In the town square of Plymouth, Massachusetts, at the base of the old Pilgrim cemetery, stands First Parish Church. It is a large and beautiful stone building, and it claims to be the oldest continuous church in New England. According to the church’s website (http://plymouthuu NULL.org/History NULL.htm), “We trace our origin back to the year 1606 when a group of dissenters from the Church of England banded together in Scrooby [England]. In 1620 part of the Leyden congregation set sail about the Mayflower, seeking the freedom to worship according to the dictates of their own conscience in the New World.” The First Parish Church continued through the colonial period, the War for Independence, the drafting and ratification of a Constitution for the new nation, and the administration of our first President, George Washington. The Church considered itself Congregational, because, like the Pilgrims, it stood for the autonomy of the local congregation and against the hierarchical tendencies of the Church of England.
But the 19th century brought great changes for First Parish Church. On January 1, 1800, the Church installed a new pastor with Unitarian theology that denied the Trinity and the basic creeds of the historic Christian church. The church today claims a connection with the Pilgrims based upon their commitment to religious freedom and their shared desire to be free from state control. But the Pilgrims wanted to be free to worship God as His Word commands; First Parish Church today stands for (according to its website (http://plymouthuu NULL.org/Unitarian_Universalism NULL.htm)) “acceptance of one another,” “the right of conscience,” and “respect for the interdependent web of all existence of which we are a part,” drawing from Buddhism, Judaism, “Native American and other earth-centered traditions,” and Humanism.
But some stood firm for the faith of the Pilgrim fathers. On October 1, 1801, fifty-two persons withdrew from First Parish Church.They formed The Third Church of Christ in Plymouth, now called The Church of the Pilgrimage. Their building is adjacent to First Parish Church. It is a wooden structure painted white, not ornate like the stone First Parish Church, but for more than two centuries (http://www NULL.8townsquare NULL.org/History NULL.html) the Church of the Pilgrimage has stood firm for the Word of God, the historic creeds of the Church, and the Trinitarian faith of the Pilgrims.
If the old Pilgrims could revisit Plymouth today, they would be saddened to learn that many of their descendants have abandoned the faith of their fathers. But they would be heartened to know that 52 persons separated from First Parish Church in 1801, just as the Pilgrim dissenters separated from the Church of England, and have maintained the true faith through the Church of the Pilgrimage.

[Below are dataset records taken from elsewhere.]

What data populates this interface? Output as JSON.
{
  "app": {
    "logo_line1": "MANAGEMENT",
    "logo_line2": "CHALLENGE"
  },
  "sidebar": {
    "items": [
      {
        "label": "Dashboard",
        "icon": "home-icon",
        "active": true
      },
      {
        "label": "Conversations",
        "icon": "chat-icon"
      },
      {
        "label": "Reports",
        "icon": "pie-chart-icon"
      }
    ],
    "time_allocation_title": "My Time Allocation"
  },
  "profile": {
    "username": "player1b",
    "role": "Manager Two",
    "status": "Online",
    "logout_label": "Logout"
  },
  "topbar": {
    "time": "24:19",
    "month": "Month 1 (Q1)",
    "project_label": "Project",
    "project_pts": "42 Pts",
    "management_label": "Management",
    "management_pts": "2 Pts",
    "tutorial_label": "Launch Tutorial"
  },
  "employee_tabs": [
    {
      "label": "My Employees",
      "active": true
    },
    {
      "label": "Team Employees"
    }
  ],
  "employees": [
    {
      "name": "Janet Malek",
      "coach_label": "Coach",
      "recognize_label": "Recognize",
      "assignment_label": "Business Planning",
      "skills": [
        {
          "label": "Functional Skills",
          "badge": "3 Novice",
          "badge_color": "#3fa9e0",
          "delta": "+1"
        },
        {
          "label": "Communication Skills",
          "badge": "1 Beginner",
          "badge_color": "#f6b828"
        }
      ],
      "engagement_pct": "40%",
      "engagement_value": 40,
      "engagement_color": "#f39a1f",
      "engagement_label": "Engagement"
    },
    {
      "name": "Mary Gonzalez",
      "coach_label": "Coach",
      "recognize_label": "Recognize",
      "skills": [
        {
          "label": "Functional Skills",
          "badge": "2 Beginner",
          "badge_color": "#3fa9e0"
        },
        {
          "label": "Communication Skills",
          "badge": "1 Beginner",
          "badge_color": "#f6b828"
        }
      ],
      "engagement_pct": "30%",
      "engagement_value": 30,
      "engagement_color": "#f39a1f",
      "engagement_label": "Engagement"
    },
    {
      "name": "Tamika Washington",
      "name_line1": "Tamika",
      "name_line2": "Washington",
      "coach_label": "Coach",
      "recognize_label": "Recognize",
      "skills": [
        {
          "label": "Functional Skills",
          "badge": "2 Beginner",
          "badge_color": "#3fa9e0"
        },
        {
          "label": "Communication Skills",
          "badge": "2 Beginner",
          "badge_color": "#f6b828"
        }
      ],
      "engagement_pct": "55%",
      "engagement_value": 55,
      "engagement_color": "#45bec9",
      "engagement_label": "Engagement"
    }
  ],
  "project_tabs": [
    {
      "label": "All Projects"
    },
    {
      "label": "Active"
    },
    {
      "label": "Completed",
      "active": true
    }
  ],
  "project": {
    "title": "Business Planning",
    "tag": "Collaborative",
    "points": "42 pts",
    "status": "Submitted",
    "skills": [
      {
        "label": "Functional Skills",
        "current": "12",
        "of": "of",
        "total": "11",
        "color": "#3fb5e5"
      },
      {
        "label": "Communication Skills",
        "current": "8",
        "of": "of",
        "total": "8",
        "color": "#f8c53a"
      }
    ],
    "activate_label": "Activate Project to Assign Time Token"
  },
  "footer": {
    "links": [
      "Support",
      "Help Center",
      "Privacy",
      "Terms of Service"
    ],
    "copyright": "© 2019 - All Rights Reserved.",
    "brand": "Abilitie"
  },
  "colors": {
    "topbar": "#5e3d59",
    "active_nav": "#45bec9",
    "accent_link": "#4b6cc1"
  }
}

And they would not have been surprised. Recognizing as they did the total depravity of human nature, they knew that all human institutions, churches included, are subject to decay and apostasy. Despite all they did to instill their faith in their children, they knew the day might come, sooner or later, when their children’s children would abandon the faith. They knew, as many today have forgotten, that we must always “earnestly contend for the faith which was once delivered unto the saints” (Jude 3), and that we must recognize when the time comes that we are to “come out from among them, and be ye separate” (II Corinthians 6:17).
Last weekend I again traveled to Plymouth for the annual Board meeting of the Plymouth Rock Foundation (http://www NULL.plymrock NULL.org/), and on Sunday afternoon I attended a beautiful and moving service at the Church of the Pilgrimage titled “A Pilgrim Canticle: The Story of the Pilgrims in Words and Music,” somewhat modeled after the Festival of Lessons and Carols used by many churches at Christmastime. As I left, I read once again with emotion the stone tablet on the front of the Church:
THIS TABLET IS INSCRIBED
IN GRATEFUL MEMORY OF THE PILGRIMS AND
OF THEIR SUCCESSORS WHO AT THE TIME
OF THE UNITARIAN CONTROVERSY IN 1801
ADHERED TO THE BELIEF OF THE FATHERS
AND ON THE BASIS OF THE ORIGINAL CREED
AND COVENANT PERPETUATED AT GREAT
SACRIFICE IN THE CHURCH OF THE PILGRIMAGE
THE EVANGELICAL FAITH AND FELLOWSHIP
OF THE CHURCH OF SCROOBY LEYDEN AND THE
MAYFLOWER ORGANIZED IN ENGLAND IN 1606.
First Parish Church kept the building, but The Church of the Pilgrimage kept the faith. To them, and to their Pilgrim ancestors, I am especially grateful this Thanksgiving.